Scala using Java libraries, taking advantage of lambda expressions support in Java 8 -
according to: http://docs.oracle.com/javase/tutorial/java/javaoo/lambdaexpressions.html#lambda-expressions-in-gui-applications
previously:
btn.setonaction(new eventhandler<actionevent>() { @override public void handle(actionevent event) { system.out.println("hello world!"); } });
now, can:
btn.setonaction( event -> system.out.println("hello world!") );
now, seek in scala when using java library.

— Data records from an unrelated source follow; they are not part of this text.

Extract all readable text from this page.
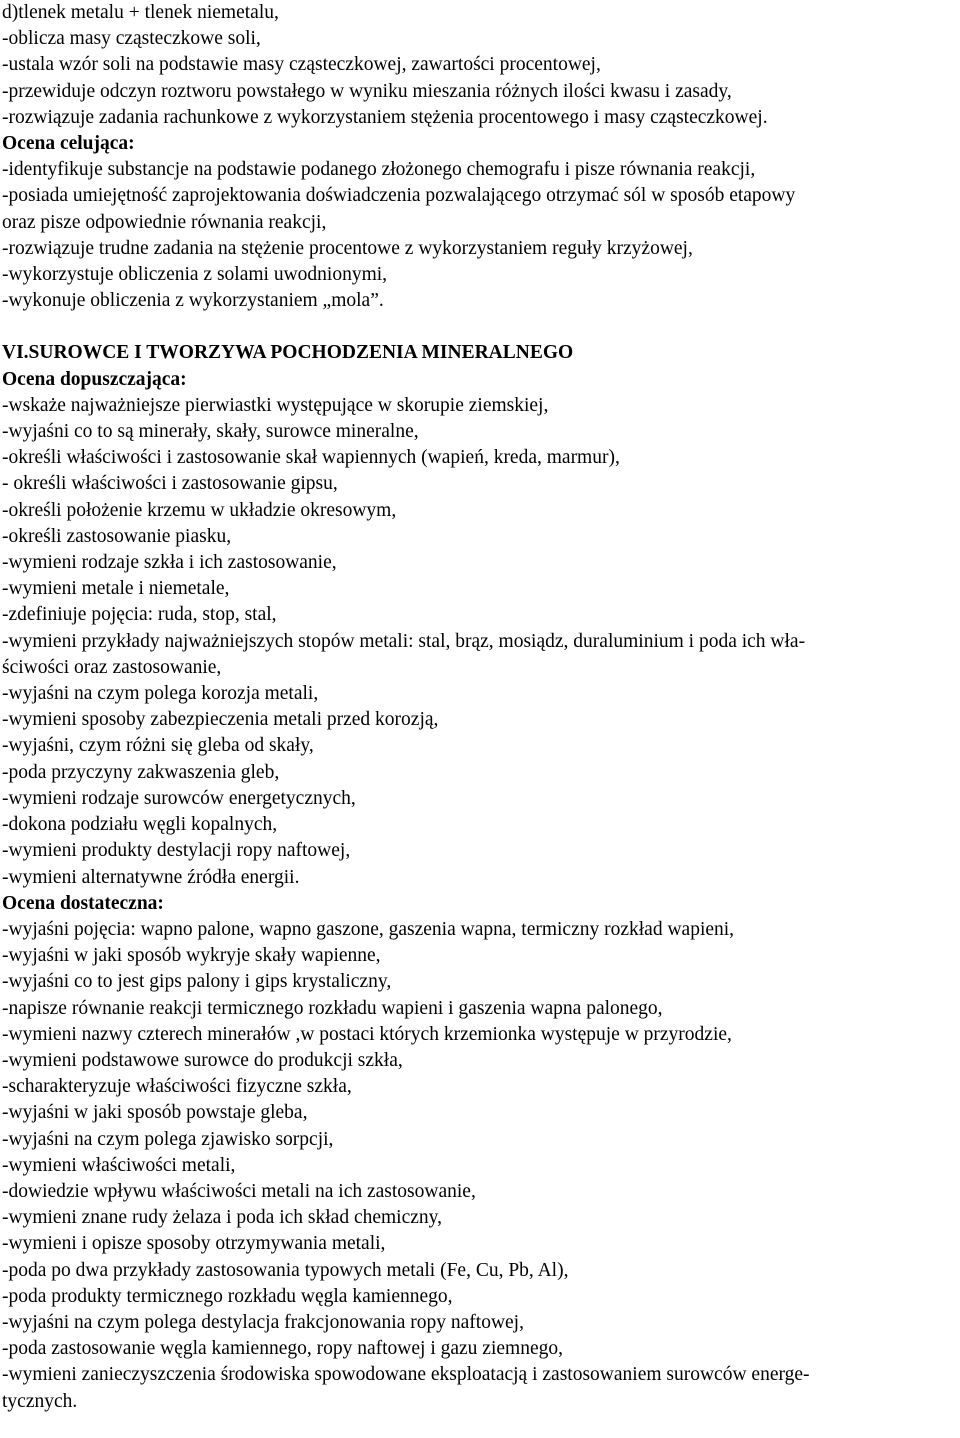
d)tlenek metalu + tlenek niemetalu,
-oblicza masy cząsteczkowe soli,
-ustala wzór soli na podstawie masy cząsteczkowej, zawartości procentowej,
-przewiduje odczyn roztworu powstałego w wyniku mieszania różnych ilości kwasu i zasady,
-rozwiązuje zadania rachunkowe z wykorzystaniem stężenia procentowego i masy cząsteczkowej.
Ocena celująca:
-identyfikuje substancje na podstawie podanego złożonego chemografu i pisze równania reakcji,
-posiada umiejętność zaprojektowania doświadczenia pozwalającego otrzymać sól w sposób etapowy
oraz pisze odpowiednie równania reakcji,
-rozwiązuje trudne zadania na stężenie procentowe z wykorzystaniem reguły krzyżowej,
-wykorzystuje obliczenia z solami uwodnionymi,
-wykonuje obliczenia z wykorzystaniem „mola”.
VI.SUROWCE I TWORZYWA POCHODZENIA MINERALNEGO
Ocena dopuszczająca:
-wskaże najważniejsze pierwiastki występujące w skorupie ziemskiej,
-wyjaśni co to są minerały, skały, surowce mineralne,
-określi właściwości i zastosowanie skał wapiennych (wapień, kreda, marmur),
- określi właściwości i zastosowanie gipsu,
-określi położenie krzemu w układzie okresowym,
-określi zastosowanie piasku,
-wymieni rodzaje szkła i ich zastosowanie,
-wymieni metale i niemetale,
-zdefiniuje pojęcia: ruda, stop, stal,
-wymieni przykłady najważniejszych stopów metali: stal, brąz, mosiądz, duraluminium i poda ich wła-
ściwości oraz zastosowanie,
-wyjaśni na czym polega korozja metali,
-wymieni sposoby zabezpieczenia metali przed korozją,
-wyjaśni, czym różni się gleba od skały,
-poda przyczyny zakwaszenia gleb,
-wymieni rodzaje surowców energetycznych,
-dokona podziału węgli kopalnych,
-wymieni produkty destylacji ropy naftowej,
-wymieni alternatywne źródła energii.
Ocena dostateczna:
-wyjaśni pojęcia: wapno palone, wapno gaszone, gaszenia wapna, termiczny rozkład wapieni,
-wyjaśni w jaki sposób wykryje skały wapienne,
-wyjaśni co to jest gips palony i gips krystaliczny,
-napisze równanie reakcji termicznego rozkładu wapieni i gaszenia wapna palonego,
-wymieni nazwy czterech minerałów ,w postaci których krzemionka występuje w przyrodzie,
-wymieni podstawowe surowce do produkcji szkła,
-scharakteryzuje właściwości fizyczne szkła,
-wyjaśni w jaki sposób powstaje gleba,
-wyjaśni na czym polega zjawisko sorpcji,
-wymieni właściwości metali,
-dowiedzie wpływu właściwości metali na ich zastosowanie,
-wymieni znane rudy żelaza i poda ich skład chemiczny,
-wymieni i opisze sposoby otrzymywania metali,
-poda po dwa przykłady zastosowania typowych metali (Fe, Cu, Pb, Al),
-poda produkty termicznego rozkładu węgla kamiennego,
-wyjaśni na czym polega destylacja frakcjonowania ropy naftowej,
-poda zastosowanie węgla kamiennego, ropy naftowej i gazu ziemnego,
-wymieni zanieczyszczenia środowiska spowodowane eksploatacją i zastosowaniem surowców energe-
tycznych.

i'm using javafx (which included default in java 1.8 se). try:
chart.setonmouseclicked( (e: mouseevent) => println("noice") )
however, get:
error:(204, 46) type mismatch; found : javafx.scene.input.mouseevent => unit required: javafx.event.eventhandler[_ >: javafx.scene.input.mouseevent] chart.setonmouseclicked( (e: mouseevent) => println("noice") ) ^
the old style works fine:
chart.setonmouseclicked( new eventhandler[mouseevent] { override def handle(event: mouseevent): unit = println("not noice") } )
i set project language level java 8 in intellij, i'm using scala 2.11.1, , java oracle version 1.8.0_05
what missing here? or not possible pass lambda look scala java same way done in mentioned example?
lambdas introduced in java language , has little in mutual scala functions. they're compiled downwards different bytecode, has different hierarchy (scala functions here long before , apparently java designers have chosen clean room implementation without compatibility scala).
currently back upwards pretty much limited , what you're trying not possible (out of box):
the scala 2.11 series targets java 6, (evolving) experimental back upwards java 8. in 2.11, java 8 back upwards limited reading java 8 bytecode , parsing java 8 source. expanding scala's (experimental) java 8 back upwards , interop throughout 2.11 series. - see more at: https://typesafe.com/blog/scala-211-has-arrived#sthash.ukr4fspu.dpuf
there ongoing efforts resolve problem
see discussion on scala roadmap back upwards java 8 functions.